I was definitely disappointed. I have tried so hard to pretend over the last two weeks that I was over Jewel and that I was ready to move on. I actually encouraged Jewel to follow her heart and do what she needed to do. Partially because I think that really is what she should do and partially because saying anything else would solve nothing. I sent her roommate and best friend here a quick message on Facebook about it. I know I probably shouldn't have but what exactly do I have to lose?

I told Jewel again on the phone that I liked her and that I still wanted to date her. Then, I asked her if she wanted to spend any time with me or if it would cloud her judgment. Jewel said she would give me a call in a week to answer that question.
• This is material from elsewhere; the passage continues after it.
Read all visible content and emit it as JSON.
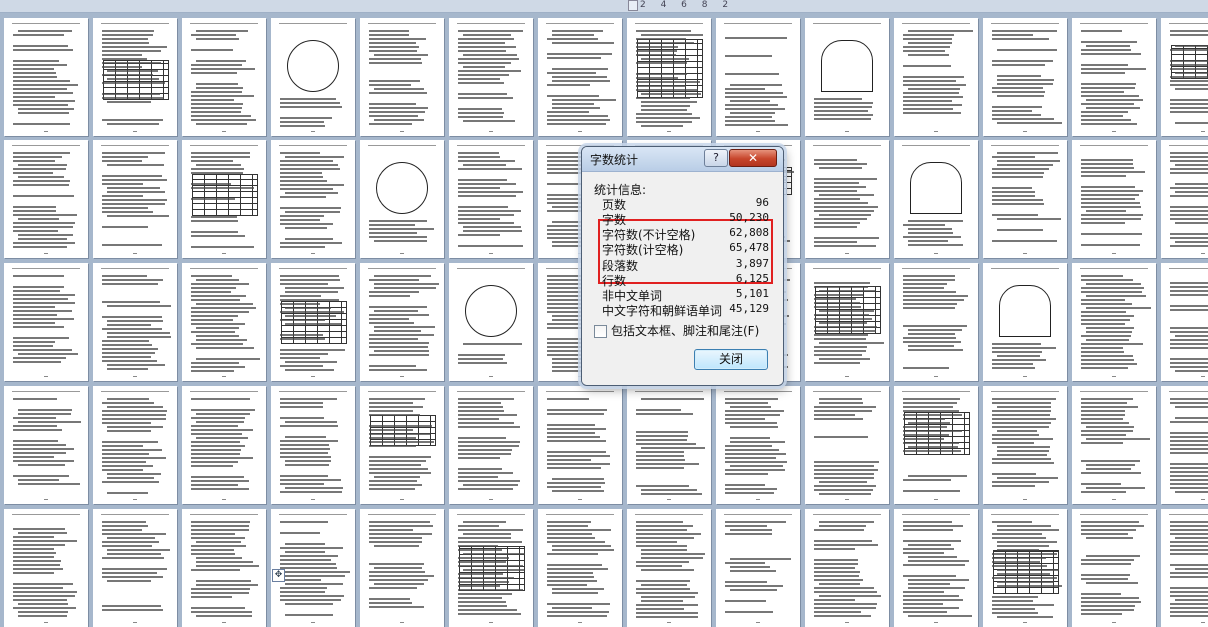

Of course there are going to be moments where I think that I should have said something else or done things differently. But in the end, I told Jewel how I felt. And if she leaves then I guess that is what is supposed to happen.

On Friday, I had a date with Bolivia. I met Bolivia through an ex-girlfriend of Milo's a week ago. We met up with Sugarloaf and Tweak and their dates and headed to a rodeo. Bolivia is in her mid 30s and looks very good. But, there just wasn't a huge connection. I doubt I will take her out again.

Tonight I have a first date with Cabinet. About two weeks ago, I saw her online on Facebook. So I struck up a conversation with her and asked her out. I guess I kinda felt impressed to ask her out. She seems like a pretty cool girl and there have been times where I saw her and thought she was very good looking. I can't say that having this phone conversation with Jewel prior to my date with Cabinet has put me in the best mood for going on dates but I can't cancel on Cabinet 2 hours before the date just because of that. Wish me luck.